In early 2003, Waste Management was determined to succeed with WasteRoute, but needed solid data. Sahoo first took Waste Management’s customer database and mapped it to streets and locations with information purchased from Navtech, a mapping company. But Waste Management lacked billing information for all of its customers. In its residential business, Waste Management is often billed by homeowner associations and municipalities to pick up waste from a neighborhood. One billing address could represent hundreds of homes. The company filled in the gaps with municipal street information.

To verify data, Waste Management drivers fanned out with Nextel phones that can capture the coordinates of any spot on Earth and relay it by satellite to the company’s databases. Drivers simply pressed a button whenever they passed a new address. The process confirmed the location of commercial and residential sites, and allowed IIT to cluster addresses. “We had to validate the data and see it on a map or it wouldn’t have worked,” says Sahoo.

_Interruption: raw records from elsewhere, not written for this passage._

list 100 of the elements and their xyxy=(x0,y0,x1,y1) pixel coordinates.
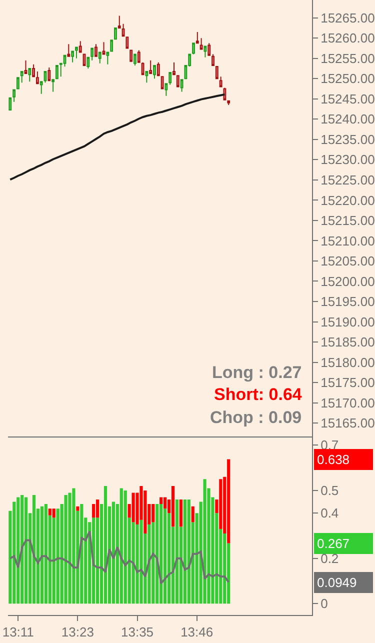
y-tick-label: 15260.00 xyxy=(320,30,375,46)
y-tick-label: 15165.00 xyxy=(320,416,375,431)
candlestick xyxy=(200,38,203,50)
y-tick-label: 0 xyxy=(320,596,328,612)
annotation: Short: 0.64 xyxy=(214,385,302,404)
bar xyxy=(40,506,44,604)
bar xyxy=(132,492,135,522)
candlestick xyxy=(180,79,184,92)
y-tick-label: 15185.00 xyxy=(320,334,375,350)
text: 0.638 xyxy=(317,452,350,467)
candlestick xyxy=(192,42,195,55)
bar xyxy=(227,459,230,544)
candlestick xyxy=(215,66,218,80)
y-tick-label: 15245.00 xyxy=(320,91,375,106)
bar xyxy=(179,500,182,527)
bar xyxy=(191,506,194,522)
candlestick xyxy=(98,52,102,64)
candlestick xyxy=(102,42,106,55)
candlestick xyxy=(134,54,136,66)
y-tick-label: 15265.00 xyxy=(320,10,375,26)
y-tick-label: 15250.00 xyxy=(320,71,375,86)
candlestick xyxy=(16,77,20,90)
candlestick xyxy=(130,50,133,62)
candlestick xyxy=(153,64,156,80)
y-tick-label: 15215.00 xyxy=(320,213,375,228)
bar xyxy=(112,502,115,604)
bar xyxy=(144,490,147,534)
bar xyxy=(104,486,108,604)
bar xyxy=(72,488,76,604)
bar xyxy=(175,500,179,604)
bar xyxy=(48,508,52,516)
candlestick xyxy=(176,75,180,88)
candlestick xyxy=(114,27,117,40)
x-tick-label: 13:23 xyxy=(61,624,94,640)
candlestick xyxy=(28,68,32,82)
candlestick xyxy=(212,54,214,66)
bar xyxy=(223,533,226,604)
candlestick xyxy=(20,71,24,84)
candlestick xyxy=(67,44,70,57)
bar xyxy=(44,504,48,604)
candlestick xyxy=(75,46,78,59)
y-tick-label: 15225.00 xyxy=(320,172,375,188)
bar xyxy=(140,520,143,604)
bar xyxy=(20,495,24,604)
y-tick-label: 15210.00 xyxy=(320,233,375,248)
x-tick-label: 13:46 xyxy=(180,624,214,640)
y-tick-label: 0.5 xyxy=(320,483,339,498)
candlestick xyxy=(36,71,39,84)
candlestick xyxy=(118,15,121,28)
bar xyxy=(164,497,167,509)
bar xyxy=(187,500,190,604)
bar xyxy=(24,497,28,604)
line-series xyxy=(9,93,226,181)
x-tick-label: 13:35 xyxy=(120,624,154,640)
y-tick-label: 0.2 xyxy=(320,550,339,566)
bar xyxy=(152,504,155,522)
bar xyxy=(136,524,139,604)
bar xyxy=(124,490,127,604)
candlestick xyxy=(204,46,207,58)
y-tick-label: 15180.00 xyxy=(320,354,375,370)
y-tick-label: 15220.00 xyxy=(320,192,375,208)
y-tick-label: 15195.00 xyxy=(320,294,375,310)
bar xyxy=(171,486,175,527)
candlestick xyxy=(126,36,129,49)
annotation: Long : 0.27 xyxy=(212,363,302,382)
candlestick xyxy=(219,76,222,88)
text: 0.267 xyxy=(317,536,350,551)
candlestick xyxy=(145,71,148,84)
candlestick xyxy=(122,23,125,37)
bar xyxy=(183,500,186,604)
annotation: Chop : 0.09 xyxy=(210,408,302,427)
candlestick xyxy=(172,62,176,76)
candlestick xyxy=(137,50,140,63)
y-tick-label: 15205.00 xyxy=(320,254,375,269)
y-tick-label: 15230.00 xyxy=(320,152,375,168)
candlestick xyxy=(52,79,55,92)
candlestick xyxy=(164,83,168,96)
y-tick-label: 15235.00 xyxy=(320,132,375,147)
bar xyxy=(96,500,100,518)
candlestick xyxy=(168,72,172,86)
bar xyxy=(52,508,56,518)
candlestick xyxy=(86,56,90,69)
bar xyxy=(12,502,16,604)
y-tick-label: 15200.00 xyxy=(320,274,375,289)
bar xyxy=(203,479,206,604)
candlestick xyxy=(78,40,82,53)
candlestick xyxy=(8,97,12,111)
candlestick xyxy=(48,66,51,82)
bar xyxy=(16,497,20,604)
candlestick xyxy=(196,32,199,44)
candlestick xyxy=(12,89,16,102)
candlestick xyxy=(208,42,211,56)
y-tick-label: 15175.00 xyxy=(320,375,375,390)
candlestick xyxy=(71,50,74,63)
candlestick xyxy=(94,44,98,57)
y-tick-label: 15170.00 xyxy=(320,395,375,410)
bar xyxy=(64,495,68,604)
y-tick-label: 15190.00 xyxy=(320,314,375,330)
bar xyxy=(160,497,163,504)
text: 0.0949 xyxy=(317,575,357,590)
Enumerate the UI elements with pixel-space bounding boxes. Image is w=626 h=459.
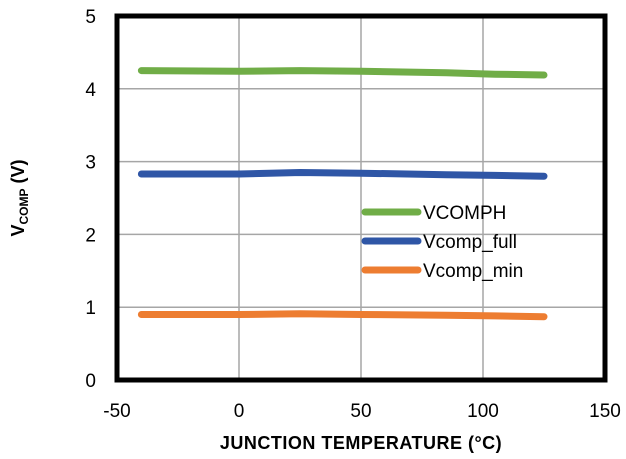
- x-tick-labels: -50 0 50 100 150: [103, 401, 621, 422]
- y-axis-label: VCOMP (V): [8, 159, 31, 236]
- legend: VCOMPH Vcomp_full Vcomp_min: [361, 203, 523, 282]
- y-tick-label: 0: [85, 371, 96, 392]
- legend-label-vcomp-min: Vcomp_min: [423, 261, 523, 282]
- legend-label-vcomp-full: Vcomp_full: [423, 232, 517, 253]
- y-axis-label-main: V: [8, 224, 28, 236]
- series-line-vcomp-min: [137, 310, 548, 321]
- y-tick-labels: 0 1 2 3 4 5: [85, 7, 96, 392]
- x-tick-label: -50: [103, 401, 130, 422]
- y-tick-label: 1: [85, 298, 96, 319]
- plot-frame: [114, 13, 608, 383]
- legend-label-vcomph: VCOMPH: [423, 203, 506, 224]
- x-tick-label: 50: [350, 401, 371, 422]
- y-axis-label-unit: (V): [8, 159, 28, 188]
- series-layer: [137, 67, 548, 321]
- x-tick-label: 100: [467, 401, 499, 422]
- y-axis-label-sub: COMP: [17, 188, 31, 224]
- x-tick-label: 0: [234, 401, 245, 422]
- y-tick-label: 4: [85, 80, 96, 101]
- series-line-vcomph: [137, 67, 548, 79]
- x-axis-label: JUNCTION TEMPERATURE (°C): [220, 433, 502, 453]
- series-line-vcomp-full: [137, 169, 548, 180]
- y-tick-label: 5: [85, 7, 96, 28]
- y-tick-label: 2: [85, 225, 96, 246]
- y-tick-label: 3: [85, 153, 96, 174]
- x-tick-label: 150: [589, 401, 621, 422]
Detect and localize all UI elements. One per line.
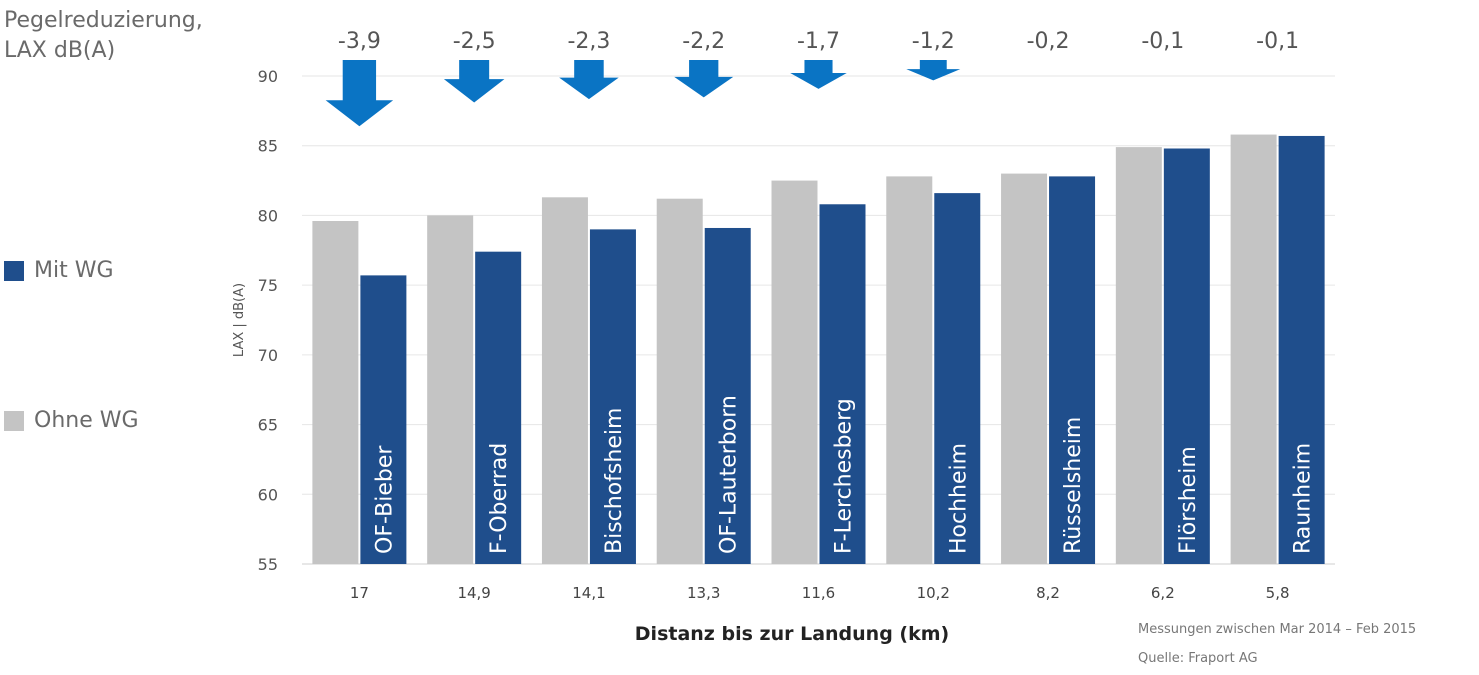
reduction-arrow-icon bbox=[790, 60, 847, 89]
reduction-arrow-icon bbox=[443, 60, 505, 103]
location-label: Raunheim bbox=[1291, 443, 1316, 554]
location-label: OF-Bieber bbox=[372, 445, 397, 554]
reduction-value: -0,1 bbox=[1256, 29, 1299, 54]
y-tick-label: 85 bbox=[258, 137, 278, 156]
reduction-value: -2,5 bbox=[453, 29, 496, 54]
x-tick-label: 14,1 bbox=[572, 584, 605, 602]
bar-ohne-wg bbox=[1230, 134, 1277, 564]
location-label: F-Oberrad bbox=[487, 443, 512, 554]
bar-ohne-wg bbox=[886, 176, 933, 565]
bar-mit-wg bbox=[1049, 176, 1096, 565]
bar-mit-wg bbox=[475, 251, 522, 564]
bar-mit-wg bbox=[589, 229, 636, 564]
legend-label-mit-wg: Mit WG bbox=[34, 258, 114, 283]
location-label: Rüsselsheim bbox=[1061, 417, 1086, 554]
reduction-label-line2: LAX dB(A) bbox=[4, 38, 116, 63]
location-label: Flörsheim bbox=[1176, 446, 1201, 554]
location-label: Bischofsheim bbox=[602, 408, 627, 554]
location-label: Hochheim bbox=[946, 443, 971, 554]
reduction-value: -0,2 bbox=[1027, 29, 1070, 54]
location-label: OF-Lauterborn bbox=[717, 395, 742, 554]
x-tick-label: 11,6 bbox=[802, 584, 835, 602]
reduction-value: -1,7 bbox=[797, 29, 840, 54]
y-tick-label: 60 bbox=[258, 485, 278, 504]
legend-label-ohne-wg: Ohne WG bbox=[34, 408, 139, 433]
legend-swatch-mit-wg bbox=[4, 260, 24, 281]
bar-mit-wg bbox=[704, 227, 751, 564]
legend-item-ohne-wg: Ohne WG bbox=[4, 408, 139, 433]
x-tick-label: 10,2 bbox=[917, 584, 950, 602]
reduction-value: -3,9 bbox=[338, 29, 381, 54]
bar-ohne-wg bbox=[312, 221, 359, 564]
x-tick-label: 6,2 bbox=[1151, 584, 1175, 602]
legend-item-mit-wg: Mit WG bbox=[4, 258, 114, 283]
x-axis-title: Distanz bis zur Landung (km) bbox=[635, 623, 949, 645]
reduction-arrow-icon bbox=[674, 60, 734, 98]
y-tick-label: 75 bbox=[258, 276, 278, 295]
bar-ohne-wg bbox=[541, 197, 588, 564]
y-tick-label: 65 bbox=[258, 416, 278, 435]
reduction-label-line1: Pegelreduzierung, bbox=[4, 8, 203, 33]
bar-mit-wg bbox=[1163, 148, 1210, 564]
bar-mit-wg bbox=[360, 275, 407, 564]
bar-ohne-wg bbox=[771, 180, 818, 565]
y-tick-label: 80 bbox=[258, 206, 278, 225]
bar-mit-wg bbox=[819, 204, 866, 564]
bar-mit-wg bbox=[934, 193, 981, 564]
location-label: F-Lerchesberg bbox=[832, 398, 857, 554]
y-tick-label: 90 bbox=[258, 67, 278, 86]
y-tick-label: 70 bbox=[258, 346, 278, 365]
x-tick-label: 14,9 bbox=[457, 584, 490, 602]
reduction-value: -1,2 bbox=[912, 29, 955, 54]
reduction-arrow-icon bbox=[559, 60, 619, 100]
y-axis-label: LAX | dB(A) bbox=[232, 283, 247, 357]
reduction-arrow-icon bbox=[325, 60, 394, 127]
x-tick-label: 5,8 bbox=[1266, 584, 1290, 602]
bar-ohne-wg bbox=[1001, 173, 1048, 564]
source-note: Quelle: Fraport AG bbox=[1138, 651, 1258, 666]
reduction-value: -0,1 bbox=[1141, 29, 1184, 54]
legend-swatch-ohne-wg bbox=[4, 410, 24, 431]
reduction-axis-label: Pegelreduzierung, LAX dB(A) bbox=[4, 6, 203, 66]
bar-ohne-wg bbox=[656, 198, 703, 564]
measurement-period-note: Messungen zwischen Mar 2014 – Feb 2015 bbox=[1138, 622, 1417, 637]
bar-mit-wg bbox=[1278, 135, 1325, 564]
bar-ohne-wg bbox=[427, 215, 474, 564]
reduction-value: -2,3 bbox=[567, 29, 610, 54]
y-tick-label: 55 bbox=[258, 555, 278, 574]
x-tick-label: 8,2 bbox=[1036, 584, 1060, 602]
reduction-value: -2,2 bbox=[682, 29, 725, 54]
x-tick-label: 13,3 bbox=[687, 584, 720, 602]
bar-ohne-wg bbox=[1115, 147, 1162, 564]
x-tick-label: 17 bbox=[350, 584, 369, 602]
reduction-arrow-icon bbox=[906, 60, 961, 81]
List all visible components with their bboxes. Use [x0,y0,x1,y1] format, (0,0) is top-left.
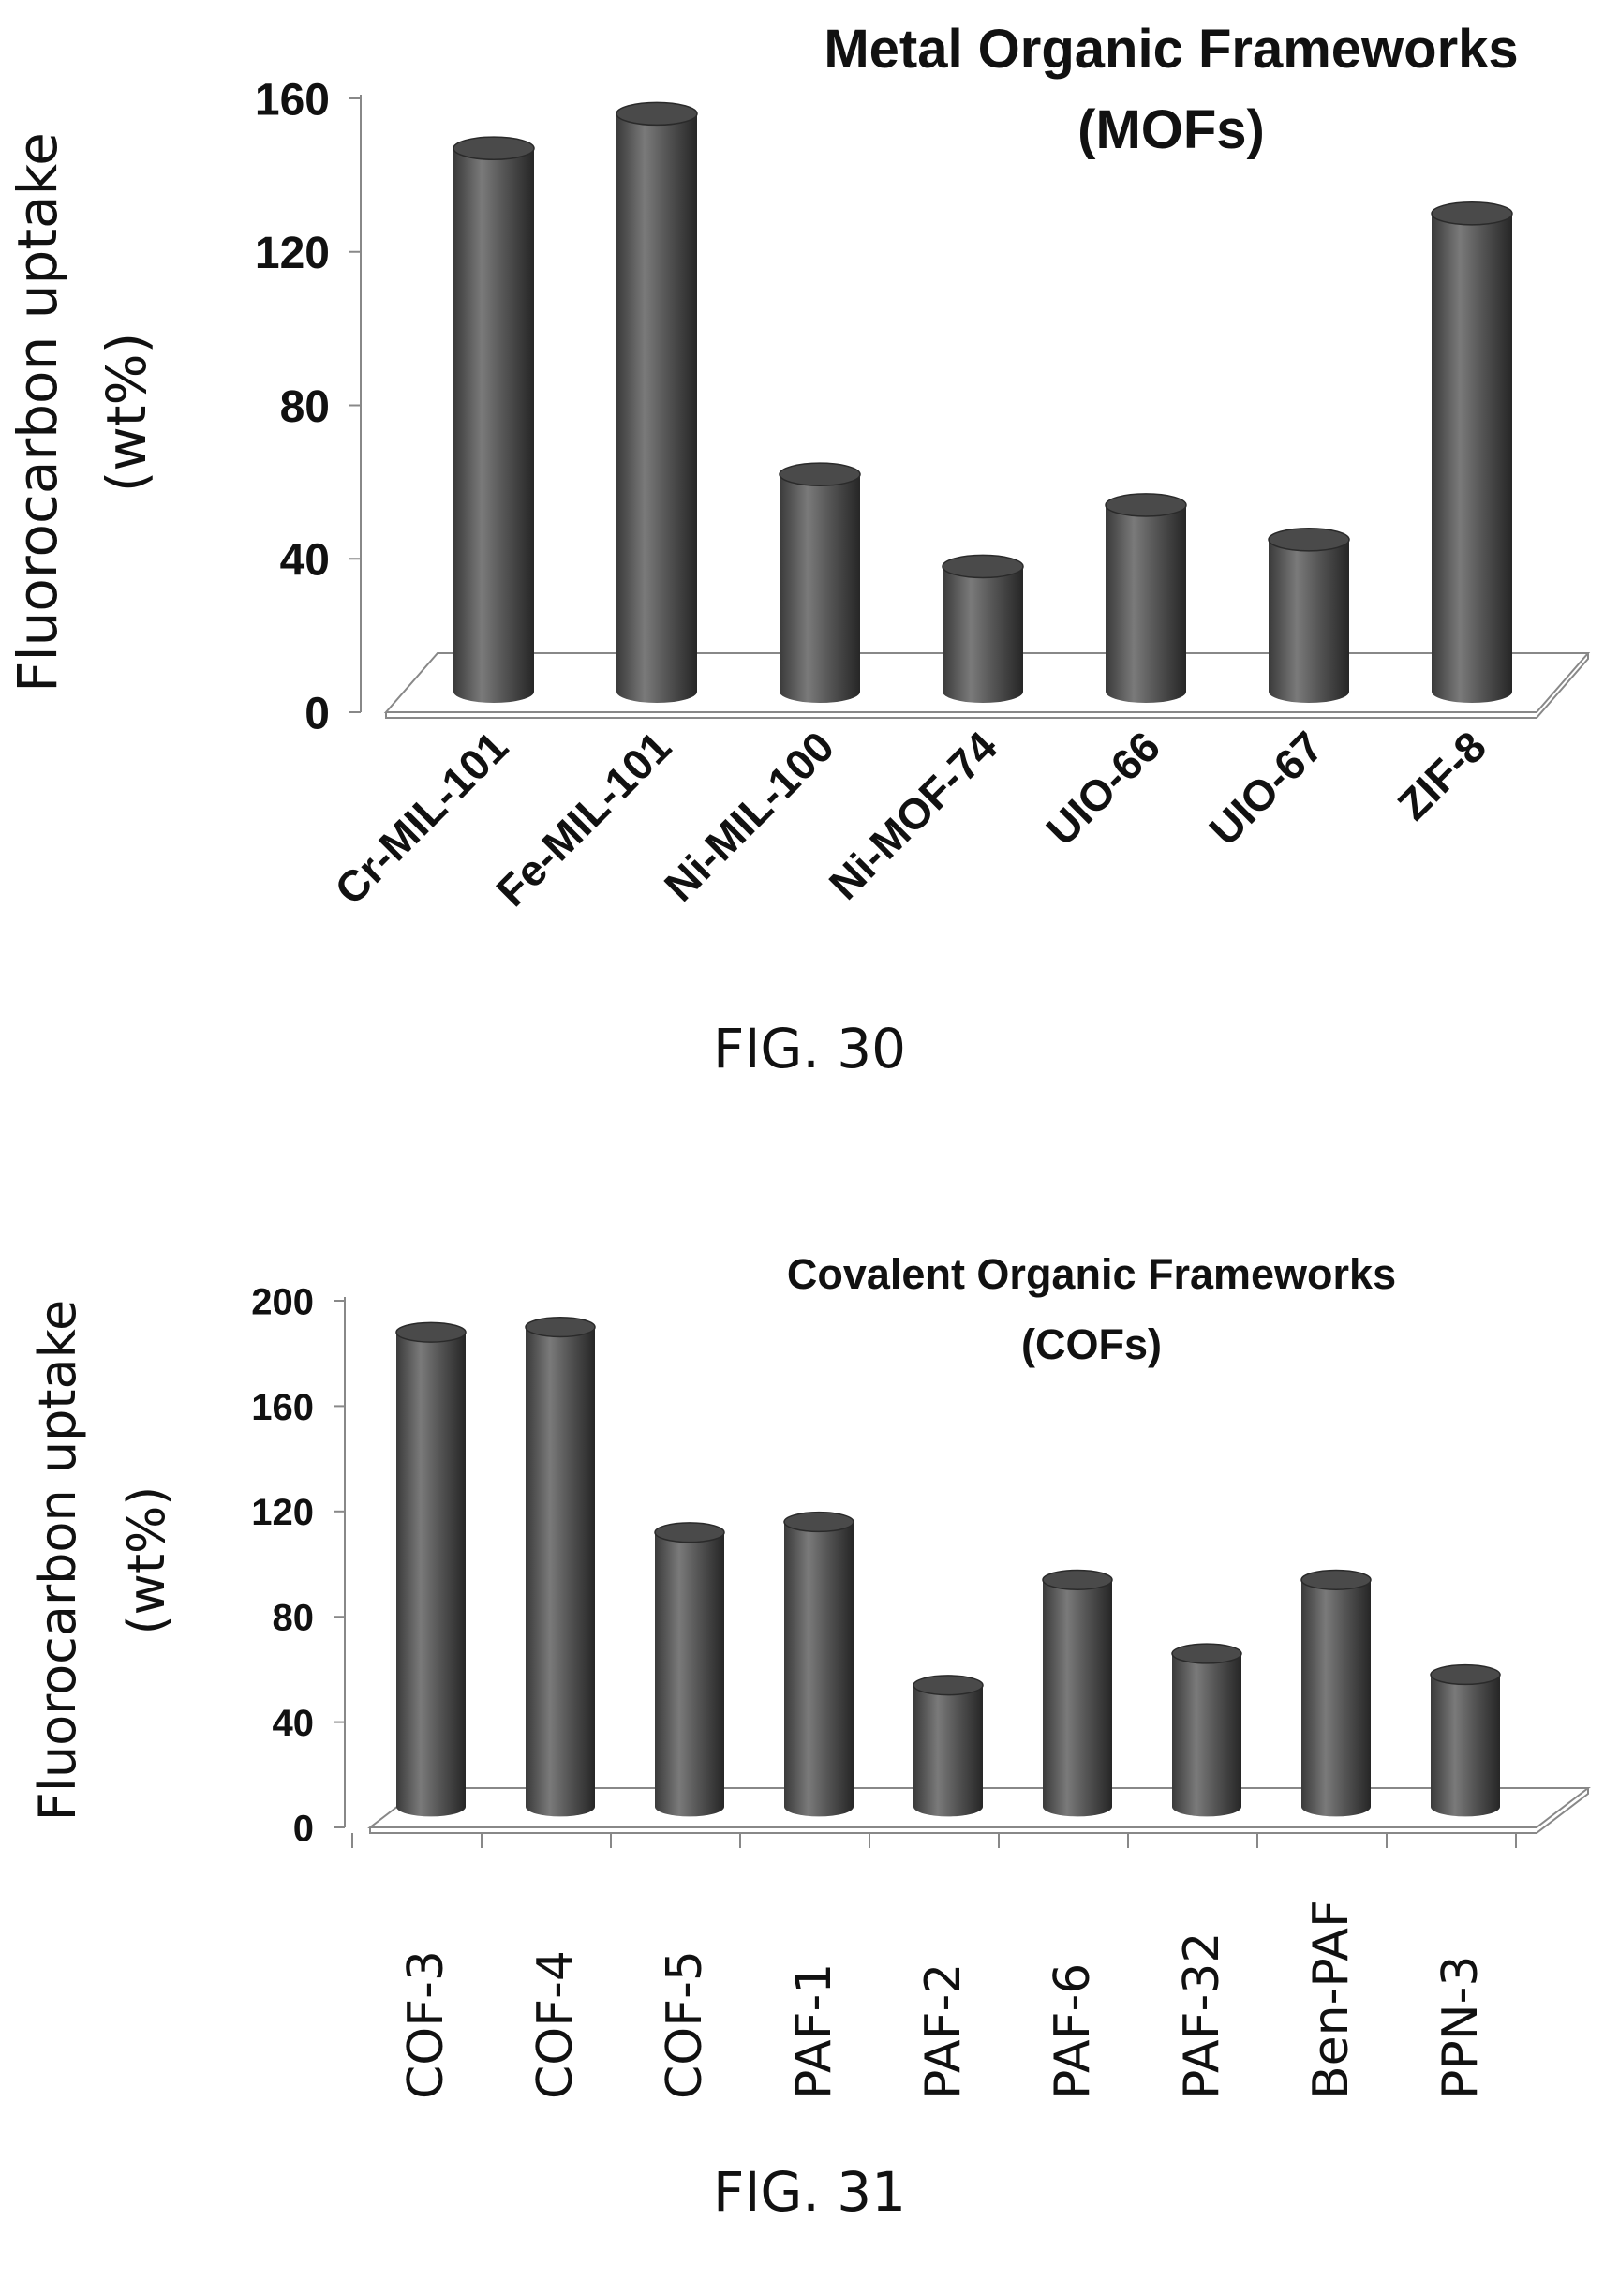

Also entered into WasteRoute were the type and size of waste containers—larger ones for commercial, smaller for residential—and estimated time to serve based on driver input.

Once the data was entered and functional, Schmidt and the managers set about selling the system to drivers. “It’s human nature to worry about change,” she says.

To alleviate drivers’ first concerns, Waste Management made it clear that WasteRoute would not eliminate their jobs. The system was cutting routes, but reallocating drivers and trucks. Any job losses would occur through attrition, according to Popov. Waste Management started the project with 19,600 routes and plans to end the year with 15,000. For its purposes, Waste Management considers routes and drivers to be synonymous.

Masterson also had to sell the system on the front lines. One 18-year veteran told Masterson he would quit if he had to go through a route change. Masterson walked the driver through the changes verbally and on a map. He even brought the driver’s wife into the loop.

After the drivers were convinced that the change was for the better, Schmidt began to show them computer demonstrations. As she recalls: “It was a great feeling when I heard, ‘That’s pretty cool, can I see my route?'”

Waste Management Base Case

Headquarters: 1001 Fannin, Suite 4000, Houston, TX 77002

Phone: (713) 512-6200

Business: Collects, recycles and disposes of trash. Also converts trash and waste to energy.

Chief Information Officer: Lynn M. Caddell

Vice President of Logistics: Alex Popov

Financials in 2003: Net income of $630 million on $11.57 billion in sales.

Challenge: Increase efficiency by implementing companywide information systems.

Baseline Goals:

  • Save $44 million in annual costs by end of 2004, by improving trash collection routes.

  • Increase annual cash flow from operations by $648 million in 2008 through route efficiency gains, from $1.93 billion in 2003.

  • Increase operating profits as a percentage of sales to 15.6% in 2005, from 13% in 2003.